“But I don't want a job.”

“What you want, my lad, and what you're going to get are two very different things. There is man's work for you to do at Brinkley Court. Be ready to the last button in twenty minutes.”

“But I can't possibly be ready to any buttons in twenty minutes. I'm feeling awful.”

She seemed to consider.

“Yes,” she said. “I suppose it's only humane to give you a day or two to recover. All right, then, I shall expect you on the thirtieth at the latest.”

“But, dash it, what is all this? How do you mean, a job? Why a job? What sort of a job?”

“I'll tell you if you'll only stop talking for a minute. It's quite an easy, pleasant job. You will enjoy it. Have you ever hard of Market Snodsbury Grammar School?”

“Never.”

“It's a grammar school at Market Snodsbury.”

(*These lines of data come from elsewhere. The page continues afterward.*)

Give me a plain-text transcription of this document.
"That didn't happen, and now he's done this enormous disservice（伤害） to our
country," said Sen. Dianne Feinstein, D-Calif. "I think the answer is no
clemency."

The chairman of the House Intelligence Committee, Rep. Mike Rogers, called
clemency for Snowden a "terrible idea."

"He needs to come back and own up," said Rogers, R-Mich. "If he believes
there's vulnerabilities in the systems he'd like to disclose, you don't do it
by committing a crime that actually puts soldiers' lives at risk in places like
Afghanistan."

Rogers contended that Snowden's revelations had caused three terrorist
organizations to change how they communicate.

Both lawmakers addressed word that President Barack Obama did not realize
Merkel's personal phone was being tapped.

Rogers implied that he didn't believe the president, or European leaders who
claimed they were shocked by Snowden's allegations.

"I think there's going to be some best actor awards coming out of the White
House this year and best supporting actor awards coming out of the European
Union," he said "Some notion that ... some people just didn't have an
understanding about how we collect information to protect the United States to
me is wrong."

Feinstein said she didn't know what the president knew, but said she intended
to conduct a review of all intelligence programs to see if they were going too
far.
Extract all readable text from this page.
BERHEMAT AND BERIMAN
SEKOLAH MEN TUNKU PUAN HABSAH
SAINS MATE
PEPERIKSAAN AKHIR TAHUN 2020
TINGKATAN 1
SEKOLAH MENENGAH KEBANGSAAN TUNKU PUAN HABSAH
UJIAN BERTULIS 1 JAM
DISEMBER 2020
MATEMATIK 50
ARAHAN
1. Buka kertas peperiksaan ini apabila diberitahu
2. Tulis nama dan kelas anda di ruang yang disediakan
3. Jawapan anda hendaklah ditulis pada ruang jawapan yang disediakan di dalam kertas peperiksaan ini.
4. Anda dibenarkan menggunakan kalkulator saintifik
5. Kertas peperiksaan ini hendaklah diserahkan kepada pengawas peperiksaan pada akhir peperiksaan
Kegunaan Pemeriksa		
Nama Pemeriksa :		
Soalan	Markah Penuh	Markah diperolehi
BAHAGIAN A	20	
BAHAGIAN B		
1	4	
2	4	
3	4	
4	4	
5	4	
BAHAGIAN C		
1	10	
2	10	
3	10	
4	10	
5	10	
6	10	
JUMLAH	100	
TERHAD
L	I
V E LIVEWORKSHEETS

I told her a little frigidly that I had divined as much.

“Well, how was I to know that a man with a mind like yours would grasp it so quickly?” she protested. “All right, then. Market Snodsbury Grammar School is, as you have guessed, the grammar school at Market Snodsbury. I'm one of the governors.”

“You mean one of the governesses.”

“I don't mean one of the governesses. Listen, ass. There was a board of governors at Eton, wasn't there? Very well. So there is at Market Snodsbury Grammar School, and I'm a member of it. And they left the arrangements for the summer prize-giving to me. This prize-giving takes place on the last—or thirty-first—day of this month. Have you got that clear?”

I took another oz. of the life-saving and inclined my head. Even after a Pongo Twistleton birthday party, I was capable of grasping simple facts like these.

“I follow you, yes. I see the point you are trying to make, certainly. Market ... Snodsbury ... Grammar School ... Board of governors ... Prize-giving.... Quite. But what's it got to do with me?”